Section 737 of Dodd-Frank directs the CFTC to establish limits on the amount of positions, other than bona fide hedge positions, that may be held by any person and to set limits to diminish, eliminate, or prevent excessive speculation. In addition to position limits on specific persons, the Dodd-Frank Act also directed the Commission to establish limits on the aggregate number or amount of positions in contracts based upon the same underlying commodity that may be held by any group or class of traders.

In order to combat excessive speculation in oil and other commodities, Congress directed the Commission to enact new and meaningful restrictions on the size of investors’ commodity holdings. By directing the Commission to establish aggregate limits on the positions held by any group or class of traders, noted the letter, Congress intended for the Commission to act aggressively to prevent the harmful and damaging effects of excessive, broad-based speculation in commodity markets.

The senators cautioned the CFTC to resist industry pressures to use the rulemaking process to eviscerate the new position limits and to reject requests to exempt broad categories of derivatives or broaden the definition of bona fide hedging to include investment-related hedging.
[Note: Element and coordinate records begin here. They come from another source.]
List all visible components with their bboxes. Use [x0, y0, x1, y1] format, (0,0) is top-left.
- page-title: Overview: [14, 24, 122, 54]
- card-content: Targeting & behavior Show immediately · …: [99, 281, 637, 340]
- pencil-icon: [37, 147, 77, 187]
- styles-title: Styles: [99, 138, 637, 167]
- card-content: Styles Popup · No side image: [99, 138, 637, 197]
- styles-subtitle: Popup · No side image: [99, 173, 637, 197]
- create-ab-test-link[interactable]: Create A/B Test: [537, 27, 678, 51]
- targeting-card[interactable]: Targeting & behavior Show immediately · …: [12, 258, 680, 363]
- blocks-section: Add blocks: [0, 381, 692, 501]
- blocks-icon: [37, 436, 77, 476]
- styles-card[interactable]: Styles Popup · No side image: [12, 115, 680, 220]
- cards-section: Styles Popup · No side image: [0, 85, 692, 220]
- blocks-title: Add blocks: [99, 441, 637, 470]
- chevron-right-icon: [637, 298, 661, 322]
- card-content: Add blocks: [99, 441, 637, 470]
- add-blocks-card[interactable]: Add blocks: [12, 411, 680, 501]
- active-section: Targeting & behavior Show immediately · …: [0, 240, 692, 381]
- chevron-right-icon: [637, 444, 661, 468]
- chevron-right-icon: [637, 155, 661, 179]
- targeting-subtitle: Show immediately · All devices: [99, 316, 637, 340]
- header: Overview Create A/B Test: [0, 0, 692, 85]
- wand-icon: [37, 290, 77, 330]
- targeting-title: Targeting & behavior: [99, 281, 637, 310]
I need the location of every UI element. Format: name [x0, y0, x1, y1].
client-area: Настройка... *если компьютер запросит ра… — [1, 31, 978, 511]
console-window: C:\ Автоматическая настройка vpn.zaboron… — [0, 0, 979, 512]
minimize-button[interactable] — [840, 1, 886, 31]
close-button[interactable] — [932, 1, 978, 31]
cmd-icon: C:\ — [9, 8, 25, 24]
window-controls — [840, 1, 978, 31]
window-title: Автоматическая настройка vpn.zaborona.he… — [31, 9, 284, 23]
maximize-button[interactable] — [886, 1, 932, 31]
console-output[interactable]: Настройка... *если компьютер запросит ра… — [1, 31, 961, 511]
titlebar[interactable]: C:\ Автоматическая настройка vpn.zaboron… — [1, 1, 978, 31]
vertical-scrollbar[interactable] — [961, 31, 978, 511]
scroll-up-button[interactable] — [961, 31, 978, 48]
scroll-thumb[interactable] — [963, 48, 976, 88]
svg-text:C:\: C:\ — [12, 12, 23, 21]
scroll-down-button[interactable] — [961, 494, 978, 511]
Moreover, firms and investors should not be able to circumvent the limits by disaggregating the investments they make through different funds. The senators described these industry requests as little more than an effort to open a back door to the commodity markets for Wall Street insiders.

In recent years, Senators Nelson and Cantwell have offered several measures intended to prevent manipulation and reduce excessive speculation in commodity markets. Senator Nelson previously filed legislation to close the so-called “Enron loophole,” which allowed energy derivative trading firms such as Enron to operate without transparency or regulatory oversight. And Senator Cantwell proposed a bill to enable regulators to prevent and combat manipulation in commodity markets. Some of the changes advocated by the senators were included in the Dodd-Frank Act.

The Enron loophole was inserted at the last minute into the Commodity Futures Modernization Act of 2000 and passed in the waning hours of the 106th Congress. This loophole, which exempted from federal oversight the electronic trading of energy commodities by large traders, helped foster the explosive growth of trading on unregulated electronic energy exchanges.

A measure reauthorizing the CFTC and closing the Enron loophole was included in the massive Farm Bill. Provisions in the Food, Conservation and Energy Act of 2008, which ended the Enron-inspired exemption from federal oversight provided to electronic energy trading markets set up for large traders.